The amino-acid sequence of bovine myelin lipophilin (proteolipid apoprotein, Folch-protein) was completed. Lipophilin is a 276 amino acid residues containing, extremely hydrophobic membrane protein with molecular mass 30,000 [dalton]. The sequence determination was based on automated Edman degradation of 4 tryptophan and 4 cyanogen bromide fragments and of proteolytic peptides of complete lipophilin as well as the fragments obtained by chemical cleavage. Four addition sequences were determined which led to the completion of the primary structure. Lipophilin is esterified at threonine-198 by long chain fatty acids (palmitic stearic and oleic acid). The attachment site was established at the same threonine residue in 3 different peptides isolated from thermolysinolytic, papainolytic and chymotrypsinolytic hydrolysates. This threonine residue is part of a hydrophilic segment of lipophilin. The covalent fatty acyl bond is being discussed together with important structural and functional properties of this membrane protein which can be derived from sequence information.

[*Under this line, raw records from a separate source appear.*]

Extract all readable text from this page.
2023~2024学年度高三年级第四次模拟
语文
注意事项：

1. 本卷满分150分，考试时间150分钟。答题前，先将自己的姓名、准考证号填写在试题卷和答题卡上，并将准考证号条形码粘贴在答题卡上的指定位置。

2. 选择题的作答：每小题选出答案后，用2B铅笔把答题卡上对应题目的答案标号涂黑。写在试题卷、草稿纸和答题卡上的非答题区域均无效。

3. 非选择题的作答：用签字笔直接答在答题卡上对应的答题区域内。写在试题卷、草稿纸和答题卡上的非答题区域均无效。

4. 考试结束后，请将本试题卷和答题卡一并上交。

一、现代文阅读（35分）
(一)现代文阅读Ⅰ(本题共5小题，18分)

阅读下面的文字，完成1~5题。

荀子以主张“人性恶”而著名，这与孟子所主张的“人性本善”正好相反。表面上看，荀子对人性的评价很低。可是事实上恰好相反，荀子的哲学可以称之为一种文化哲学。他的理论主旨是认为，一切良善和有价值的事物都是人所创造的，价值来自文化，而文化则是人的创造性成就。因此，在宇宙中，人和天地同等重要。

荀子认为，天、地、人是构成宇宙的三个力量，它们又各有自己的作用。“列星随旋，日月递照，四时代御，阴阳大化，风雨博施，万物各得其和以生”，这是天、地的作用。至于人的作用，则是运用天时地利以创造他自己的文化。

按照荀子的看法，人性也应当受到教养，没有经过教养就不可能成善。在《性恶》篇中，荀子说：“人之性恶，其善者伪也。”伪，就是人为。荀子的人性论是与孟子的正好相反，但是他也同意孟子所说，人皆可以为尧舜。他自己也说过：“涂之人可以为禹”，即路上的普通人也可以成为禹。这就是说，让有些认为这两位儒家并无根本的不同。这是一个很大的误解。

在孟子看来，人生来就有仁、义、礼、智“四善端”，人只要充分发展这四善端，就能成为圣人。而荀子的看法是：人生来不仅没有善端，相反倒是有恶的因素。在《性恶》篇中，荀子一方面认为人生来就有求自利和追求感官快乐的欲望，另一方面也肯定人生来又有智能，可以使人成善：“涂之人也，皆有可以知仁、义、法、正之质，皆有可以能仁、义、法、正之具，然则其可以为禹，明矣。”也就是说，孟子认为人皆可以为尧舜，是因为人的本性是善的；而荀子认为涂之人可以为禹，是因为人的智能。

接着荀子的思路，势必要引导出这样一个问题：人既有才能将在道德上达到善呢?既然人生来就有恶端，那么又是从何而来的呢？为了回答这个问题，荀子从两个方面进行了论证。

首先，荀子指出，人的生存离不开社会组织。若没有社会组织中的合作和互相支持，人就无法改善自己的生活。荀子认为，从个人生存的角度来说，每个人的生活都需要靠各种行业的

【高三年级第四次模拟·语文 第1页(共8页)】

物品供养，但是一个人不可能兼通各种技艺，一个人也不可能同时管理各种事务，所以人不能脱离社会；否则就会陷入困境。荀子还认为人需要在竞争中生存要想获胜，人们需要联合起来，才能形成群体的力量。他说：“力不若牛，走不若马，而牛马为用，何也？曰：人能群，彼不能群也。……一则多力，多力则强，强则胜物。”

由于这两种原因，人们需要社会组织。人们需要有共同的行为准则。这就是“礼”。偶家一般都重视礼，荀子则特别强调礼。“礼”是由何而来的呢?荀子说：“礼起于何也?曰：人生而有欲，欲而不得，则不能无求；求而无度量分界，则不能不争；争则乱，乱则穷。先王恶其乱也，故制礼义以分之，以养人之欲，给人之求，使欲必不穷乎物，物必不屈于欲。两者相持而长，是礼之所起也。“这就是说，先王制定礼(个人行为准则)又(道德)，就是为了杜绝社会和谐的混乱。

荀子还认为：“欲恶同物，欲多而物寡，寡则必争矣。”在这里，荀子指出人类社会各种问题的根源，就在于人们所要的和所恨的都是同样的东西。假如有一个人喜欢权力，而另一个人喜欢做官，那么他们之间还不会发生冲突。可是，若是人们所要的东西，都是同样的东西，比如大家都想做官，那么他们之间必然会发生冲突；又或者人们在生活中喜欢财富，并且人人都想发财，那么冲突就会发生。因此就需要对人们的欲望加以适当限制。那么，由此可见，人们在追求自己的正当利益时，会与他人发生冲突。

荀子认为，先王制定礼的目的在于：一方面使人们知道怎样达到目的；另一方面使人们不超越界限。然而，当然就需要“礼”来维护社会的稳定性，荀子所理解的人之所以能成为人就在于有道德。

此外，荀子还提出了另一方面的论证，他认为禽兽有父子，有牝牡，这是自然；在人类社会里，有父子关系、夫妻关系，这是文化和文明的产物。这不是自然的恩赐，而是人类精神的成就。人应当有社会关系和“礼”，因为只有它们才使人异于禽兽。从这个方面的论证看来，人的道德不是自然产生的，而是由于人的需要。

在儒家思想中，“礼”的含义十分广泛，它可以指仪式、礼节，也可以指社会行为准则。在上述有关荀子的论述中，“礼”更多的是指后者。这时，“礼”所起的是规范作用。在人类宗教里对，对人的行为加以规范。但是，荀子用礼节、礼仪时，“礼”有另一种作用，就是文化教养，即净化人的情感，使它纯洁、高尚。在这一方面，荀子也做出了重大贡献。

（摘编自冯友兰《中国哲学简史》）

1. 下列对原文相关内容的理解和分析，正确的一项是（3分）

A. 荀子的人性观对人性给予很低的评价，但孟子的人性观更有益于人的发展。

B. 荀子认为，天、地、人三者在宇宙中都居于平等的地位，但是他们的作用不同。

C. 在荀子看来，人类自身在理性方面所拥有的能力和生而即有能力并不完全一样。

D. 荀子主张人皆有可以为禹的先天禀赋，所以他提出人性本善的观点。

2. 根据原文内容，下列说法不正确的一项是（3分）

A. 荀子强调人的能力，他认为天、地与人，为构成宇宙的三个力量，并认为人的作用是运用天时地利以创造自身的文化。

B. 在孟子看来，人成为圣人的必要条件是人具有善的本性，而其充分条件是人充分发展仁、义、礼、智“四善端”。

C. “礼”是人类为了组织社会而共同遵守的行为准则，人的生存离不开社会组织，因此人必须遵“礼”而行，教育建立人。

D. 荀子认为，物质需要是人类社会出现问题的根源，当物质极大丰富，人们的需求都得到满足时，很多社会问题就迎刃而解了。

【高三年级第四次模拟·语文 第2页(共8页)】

New separation and purification methods of hydrophobic and hydrophilic polypeptides for this sequence determination (fractional solubilization, silica gel exclusion, high-performance liquid chromatography) had to be elaborated as indispensable tools. They are generally applicable to the structural analysis of hydrophobic membrane proteins. Four long (26, 29, 40 and 30 residues) and 1 medium long (12 residues) hydrophobic segments are separated by 4 predominantly positive and 1 negatively charged hydrophilic segment(s). On the basis of structural data a model for the membrane integration of lipophilin is proposed.